Blog: How-Tos

Congrats, you got everyone remote. But did you do it securely?

Tony Gee 29 Jun 2020

The lockdown has meant entire companies of typically office based staff being forced to work from home. The change to our way of life is like nothing anyone has in living memory ever seen. However, alongside that, IT teams have had to rush to deliver solutions that were simply not designed for the entire workforce to access it at the same time.

Remote access VPNs are typically designed for a few hundred people to access at the same time, even in organisations of thousands. Many staff predominantly use a desktop computer to access their day to day work when in the office, these are built to exist on an internal corporate network. Remote access gateways are largely only used in a limited capacity and services available on tablets are for the handful of board members.

Taking risks

So what are IT doing? How are they managing this totally new world? They are taking risk.

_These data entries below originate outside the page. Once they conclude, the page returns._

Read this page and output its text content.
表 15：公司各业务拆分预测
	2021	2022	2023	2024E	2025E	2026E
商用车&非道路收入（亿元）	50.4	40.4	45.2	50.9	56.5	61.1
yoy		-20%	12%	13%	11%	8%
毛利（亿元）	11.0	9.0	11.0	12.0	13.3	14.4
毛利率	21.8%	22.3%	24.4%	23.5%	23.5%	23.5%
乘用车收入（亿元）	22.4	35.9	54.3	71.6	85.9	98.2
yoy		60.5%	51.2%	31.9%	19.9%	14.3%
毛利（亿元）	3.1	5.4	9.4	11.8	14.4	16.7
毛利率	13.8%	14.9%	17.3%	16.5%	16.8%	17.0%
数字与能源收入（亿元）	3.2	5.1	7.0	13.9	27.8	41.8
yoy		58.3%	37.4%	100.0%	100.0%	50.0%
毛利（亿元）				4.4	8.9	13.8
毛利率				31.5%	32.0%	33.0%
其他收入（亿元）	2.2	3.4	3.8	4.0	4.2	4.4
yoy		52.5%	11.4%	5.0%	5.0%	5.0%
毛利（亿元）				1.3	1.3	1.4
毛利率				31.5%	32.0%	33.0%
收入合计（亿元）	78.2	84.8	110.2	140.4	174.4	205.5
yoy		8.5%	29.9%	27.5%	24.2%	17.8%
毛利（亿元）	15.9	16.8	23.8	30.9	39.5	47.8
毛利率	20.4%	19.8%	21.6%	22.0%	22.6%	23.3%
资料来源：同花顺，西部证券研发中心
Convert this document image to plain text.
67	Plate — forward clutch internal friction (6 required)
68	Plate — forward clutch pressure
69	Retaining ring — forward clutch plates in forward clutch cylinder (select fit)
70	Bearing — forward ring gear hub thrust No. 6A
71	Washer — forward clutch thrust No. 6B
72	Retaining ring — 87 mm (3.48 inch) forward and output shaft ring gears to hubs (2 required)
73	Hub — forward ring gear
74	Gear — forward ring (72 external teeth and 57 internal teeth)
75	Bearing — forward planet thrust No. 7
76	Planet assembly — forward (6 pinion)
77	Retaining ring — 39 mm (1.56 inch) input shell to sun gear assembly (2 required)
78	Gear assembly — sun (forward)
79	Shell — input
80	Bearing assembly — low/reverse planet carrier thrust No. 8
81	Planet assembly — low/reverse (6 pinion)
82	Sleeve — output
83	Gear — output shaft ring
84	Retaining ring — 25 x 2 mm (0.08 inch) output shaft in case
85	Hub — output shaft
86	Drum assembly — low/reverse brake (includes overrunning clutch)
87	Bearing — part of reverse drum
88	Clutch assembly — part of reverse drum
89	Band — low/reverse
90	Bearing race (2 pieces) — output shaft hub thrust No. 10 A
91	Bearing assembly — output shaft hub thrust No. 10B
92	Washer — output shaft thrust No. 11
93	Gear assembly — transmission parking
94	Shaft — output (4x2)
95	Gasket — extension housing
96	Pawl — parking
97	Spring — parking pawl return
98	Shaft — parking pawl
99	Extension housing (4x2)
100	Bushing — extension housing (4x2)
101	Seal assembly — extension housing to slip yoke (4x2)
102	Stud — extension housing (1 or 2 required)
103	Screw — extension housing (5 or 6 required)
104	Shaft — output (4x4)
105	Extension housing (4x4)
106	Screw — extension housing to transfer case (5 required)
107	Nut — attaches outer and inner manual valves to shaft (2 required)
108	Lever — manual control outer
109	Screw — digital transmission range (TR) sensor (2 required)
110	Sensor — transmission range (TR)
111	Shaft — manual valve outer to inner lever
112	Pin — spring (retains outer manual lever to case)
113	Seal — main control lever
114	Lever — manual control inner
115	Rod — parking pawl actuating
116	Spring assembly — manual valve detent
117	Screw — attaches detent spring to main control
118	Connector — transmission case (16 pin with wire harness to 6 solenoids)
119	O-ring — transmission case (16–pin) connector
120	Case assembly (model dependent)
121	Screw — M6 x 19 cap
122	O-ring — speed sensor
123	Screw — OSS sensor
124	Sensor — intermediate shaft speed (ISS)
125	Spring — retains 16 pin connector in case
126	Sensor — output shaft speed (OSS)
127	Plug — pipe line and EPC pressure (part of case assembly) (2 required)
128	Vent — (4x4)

In the last few weeks and months we have seen an influx in clients wanting their remote access systems tested urgently, why? Because they know they have pushed out a service that may be questionable. Whilst for the majority of our clients who have tested their remote access solutions on the whole they have deployed them in a security sound manner, we know of many organisations who are taking considerable risk.

Examples include:

  • Not enough VPN licences so are just sharing the licences they have among their entire workforce – this loses all user accountability and will not be seen positively by their auditors.
  • Due to a lack of laptops allowing staff to use their home PC for work – this may be fine with a remote access gateway, but it needs to be controlled.
  • Remote access gateways using ONLY domain credentials no two factor – phish your staff and now access the remote gateway and are on the network.
  • Allowing staff to connect their home computer through a VPN to the corporate network – yes… really! This then bridges the home network directly to the corporate, what about the data now stored on these devices?

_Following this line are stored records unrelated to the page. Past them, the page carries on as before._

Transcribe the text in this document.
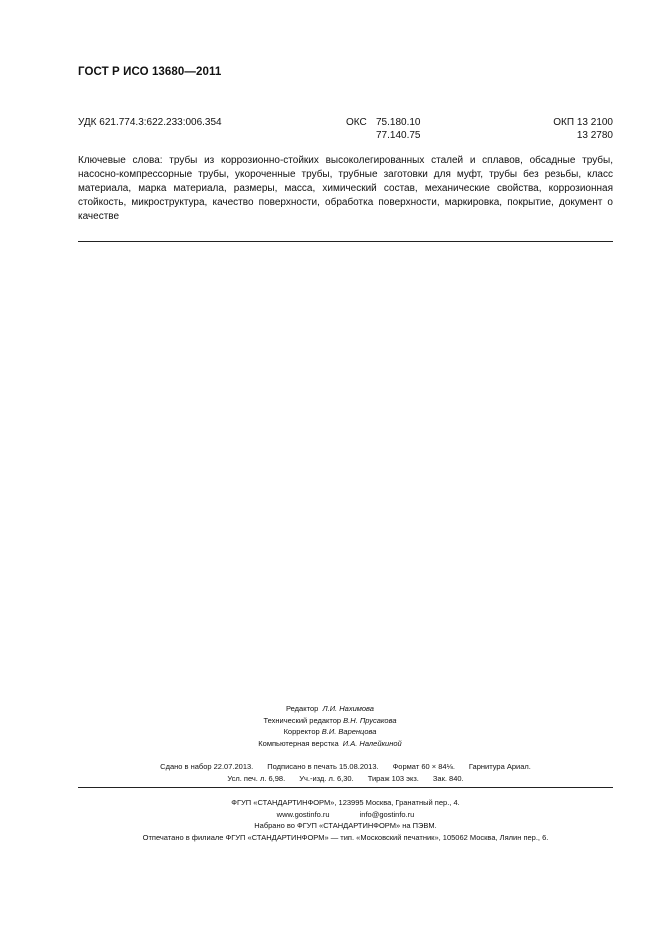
ГОСТ Р ИСО 13680—2011
УДК 621.774.3:622.233:006.354	ОКС 75.180.10
77.140.75
ОКП 13 2100
13 2780
Ключевые слова: трубы из коррозионно-стойких высоколегированных сталей и сплавов, обсадные трубы, насосно-компрессорные трубы, укороченные трубы, трубные заготовки для муфт, трубы без резьбы, класс материала, марка материала, размеры, масса, химический состав, механические свойства, коррозионная стойкость, микроструктура, качество поверхности, обработка поверхности, маркировка, покрытие, документ о качестве
Редактор Л.И. Нахимова
Технический редактор В.Н. Прусакова
Корректор В.И. Варенцова
Компьютерная верстка И.А. Налейкиной
Сдано в набор 22.07.2013. Подписано в печать 15.08.2013. Формат 60 × 84⅛. Гарнитура Ариал.
Усл. печ. л. 6,98. Уч.-изд. л. 6,30. Тираж 103 экз. Зак. 840.
ФГУП «СТАНДАРТИНФОРМ», 123995 Москва, Гранатный пер., 4.
www.gostinfo.ru	info@gostinfo.ru
Набрано во ФГУП «СТАНДАРТИНФОРМ» на ПЭВМ.
Отпечатано в филиале ФГУП «СТАНДАРТИНФОРМ» — тип. «Московский печатник», 105062 Москва, Лялин пер., 6.
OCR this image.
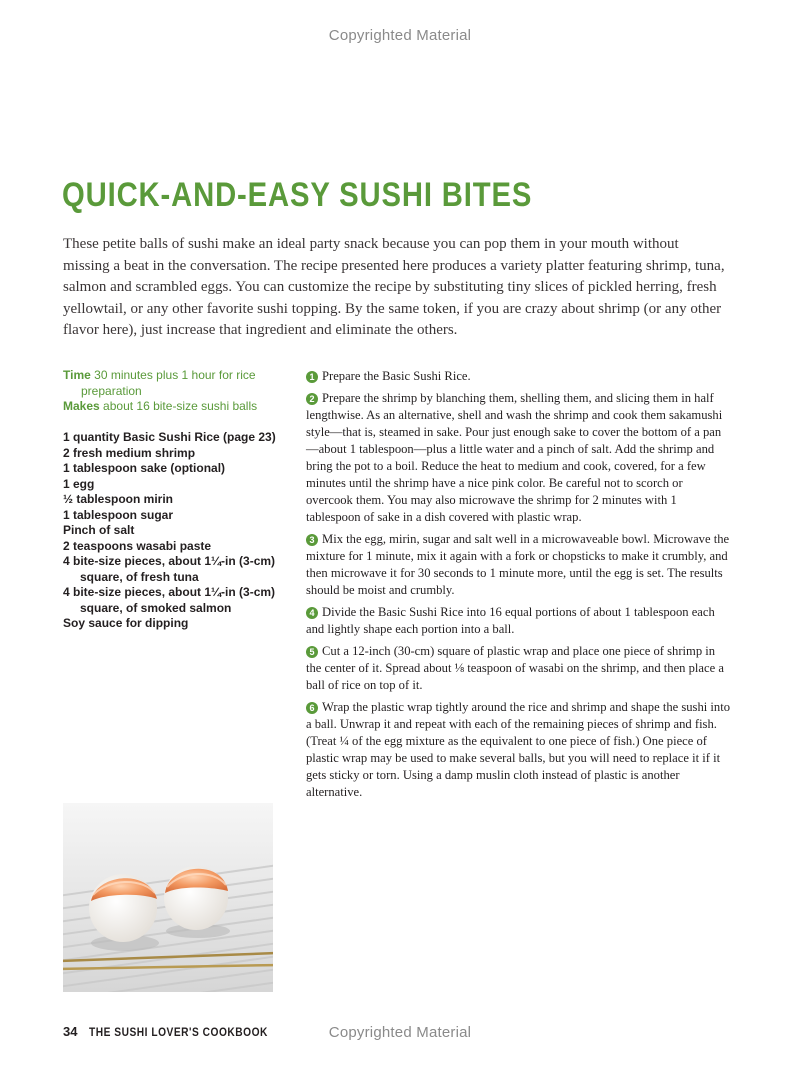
Copyrighted Material
QUICK-AND-EASY SUSHI BITES

These petite balls of sushi make an ideal party snack because you can pop them in your mouth without missing a beat in the conversation. The recipe presented here produces a variety platter featuring shrimp, tuna, salmon and scrambled eggs. You can customize the recipe by substituting tiny slices of pickled herring, fresh yellowtail, or any other favorite sushi topping. By the same token, if you are crazy about shrimp (or any other flavor here), just increase that ingredient and eliminate the others.

Time 30 minutes plus 1 hour for rice preparation
Makes about 16 bite-size sushi balls
1 quantity Basic Sushi Rice (page 23)
2 fresh medium shrimp
1 tablespoon sake (optional)
1 egg
½ tablespoon mirin
1 tablespoon sugar
Pinch of salt
2 teaspoons wasabi paste
4 bite-size pieces, about 1¼-in (3-cm) square, of fresh tuna
4 bite-size pieces, about 1¼-in (3-cm) square, of smoked salmon
Soy sauce for dipping

1 Prepare the Basic Sushi Rice.

2 Prepare the shrimp by blanching them, shelling them, and slicing them in half lengthwise. As an alternative, shell and wash the shrimp and cook them sakamushi style—that is, steamed in sake. Pour just enough sake to cover the bottom of a pan—about 1 tablespoon—plus a little water and a pinch of salt. Add the shrimp and bring the pot to a boil. Reduce the heat to medium and cook, covered, for a few minutes until the shrimp have a nice pink color. Be careful not to scorch or overcook them. You may also microwave the shrimp for 2 minutes with 1 tablespoon of sake in a dish covered with plastic wrap.

3 Mix the egg, mirin, sugar and salt well in a microwaveable bowl. Microwave the mixture for 1 minute, mix it again with a fork or chopsticks to make it crumbly, and then microwave it for 30 seconds to 1 minute more, until the egg is set. The results should be moist and crumbly.

4 Divide the Basic Sushi Rice into 16 equal portions of about 1 tablespoon each and lightly shape each portion into a ball.

5 Cut a 12-inch (30-cm) square of plastic wrap and place one piece of shrimp in the center of it. Spread about ⅛ teaspoon of wasabi on the shrimp, and then place a ball of rice on top of it.

6 Wrap the plastic wrap tightly around the rice and shrimp and shape the sushi into a ball. Unwrap it and repeat with each of the remaining pieces of shrimp and fish. (Treat ¼ of the egg mixture as the equivalent to one piece of fish.) One piece of plastic wrap may be used to make several balls, but you will need to replace it if it gets sticky or torn. Using a damp muslin cloth instead of plastic is another alternative.

34 THE SUSHI LOVER'S COOKBOOK	Copyrighted Material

The worry is these risks which at the time were seen as a temporary solution are now being extended, staff will start expecting to work remotely and work in the way they have become accustomed to. These are IT’s dirty little lockdown secrets and believe me, they WILL come back to bite you when you are next audited or worst still when you are breached.

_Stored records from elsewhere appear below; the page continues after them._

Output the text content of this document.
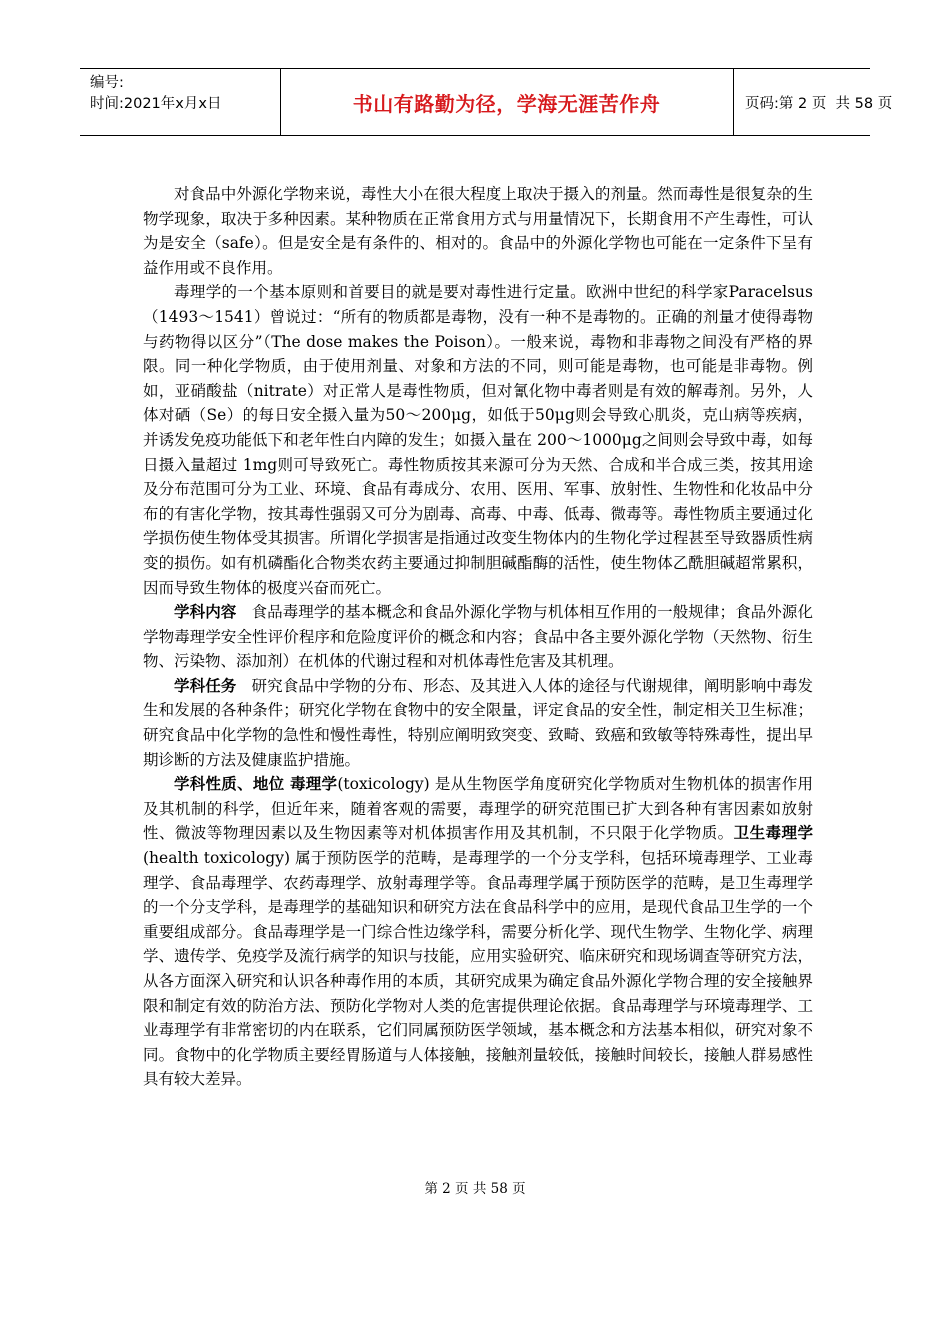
编号:
时间:2021年x月x日	书山有路勤为径，学海无涯苦作舟	页码:第 2 页  共 58 页

对食品中外源化学物来说，毒性大小在很大程度上取决于摄入的剂量。然而毒性是很复杂的生物学现象，取决于多种因素。某种物质在正常食用方式与用量情况下，长期食用不产生毒性，可认为是安全（safe）。但是安全是有条件的、相对的。食品中的外源化学物也可能在一定条件下呈有益作用或不良作用。

毒理学的一个基本原则和首要目的就是要对毒性进行定量。欧洲中世纪的科学家Paracelsus（1493～1541）曾说过：“所有的物质都是毒物，没有一种不是毒物的。正确的剂量才使得毒物与药物得以区分”（The dose makes the Poison）。一般来说，毒物和非毒物之间没有严格的界限。同一种化学物质，由于使用剂量、对象和方法的不同，则可能是毒物，也可能是非毒物。例如，亚硝酸盐（nitrate）对正常人是毒性物质，但对氰化物中毒者则是有效的解毒剂。另外，人体对硒（Se）的每日安全摄入量为50～200μg，如低于50μg则会导致心肌炎，克山病等疾病，并诱发免疫功能低下和老年性白内障的发生；如摄入量在 200～1000μg之间则会导致中毒，如每日摄入量超过 1mg则可导致死亡。毒性物质按其来源可分为天然、合成和半合成三类，按其用途及分布范围可分为工业、环境、食品有毒成分、农用、医用、军事、放射性、生物性和化妆品中分布的有害化学物，按其毒性强弱又可分为剧毒、高毒、中毒、低毒、微毒等。毒性物质主要通过化学损伤使生物体受其损害。所谓化学损害是指通过改变生物体内的生物化学过程甚至导致器质性病变的损伤。如有机磷酯化合物类农药主要通过抑制胆碱酯酶的活性，使生物体乙酰胆碱超常累积，因而导致生物体的极度兴奋而死亡。

学科内容 食品毒理学的基本概念和食品外源化学物与机体相互作用的一般规律；食品外源化学物毒理学安全性评价程序和危险度评价的概念和内容；食品中各主要外源化学物（天然物、衍生物、污染物、添加剂）在机体的代谢过程和对机体毒性危害及其机理。

学科任务 研究食品中学物的分布、形态、及其进入人体的途径与代谢规律，阐明影响中毒发生和发展的各种条件；研究化学物在食物中的安全限量，评定食品的安全性，制定相关卫生标准；研究食品中化学物的急性和慢性毒性，特别应阐明致突变、致畸、致癌和致敏等特殊毒性，提出早期诊断的方法及健康监护措施。

学科性质、地位 毒理学(toxicology) 是从生物医学角度研究化学物质对生物机体的损害作用及其机制的科学，但近年来，随着客观的需要，毒理学的研究范围已扩大到各种有害因素如放射性、微波等物理因素以及生物因素等对机体损害作用及其机制，不只限于化学物质。卫生毒理学(health toxicology) 属于预防医学的范畴，是毒理学的一个分支学科，包括环境毒理学、工业毒理学、食品毒理学、农药毒理学、放射毒理学等。食品毒理学属于预防医学的范畴，是卫生毒理学的一个分支学科，是毒理学的基础知识和研究方法在食品科学中的应用，是现代食品卫生学的一个重要组成部分。食品毒理学是一门综合性边缘学科，需要分析化学、现代生物学、生物化学、病理学、遗传学、免疫学及流行病学的知识与技能，应用实验研究、临床研究和现场调查等研究方法，从各方面深入研究和认识各种毒作用的本质，其研究成果为确定食品外源化学物合理的安全接触界限和制定有效的防治方法、预防化学物对人类的危害提供理论依据。食品毒理学与环境毒理学、工业毒理学有非常密切的内在联系，它们同属预防医学领域，基本概念和方法基本相似，研究对象不同。食物中的化学物质主要经胃肠道与人体接触，接触剂量较低，接触时间较长，接触人群易感性具有较大差异。

第 2 页 共 58 页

It will not be comfortable trying to explain how your customers PII is stored on an untrusted home PC on a 3rd party network with totally unknown devices attached to it and unknown security controls applied.

Fixing this mess

It is critical that you take a step back and look at what has been provisioned in the rush. Risk assess what you have implemented and make any necessary changes.

Implementing 2 factor authentication on all remote access solutions is critical, this will make it significantly harder for attackers to utilise any phished credentials. Make sure you do this on your Office 365 if you are using that.

It should be obvious that its not sustainable to allow staff direct access to the network from home PC’s. look at using a remote solution, there are many available, you may be able to quickly stand up a Windows Remote Desktop Services server or similar that will allow you to segregate your office from your users home PCs.

Make sure you check what you have implemented though, we have also done a lot of Citrix breakout tests lately and found many are not turning on basic controls like restricting mapped local drives.

Finally take this time to up your password requirements, all those remotely accessible services are much easier to attack now they are on the internet.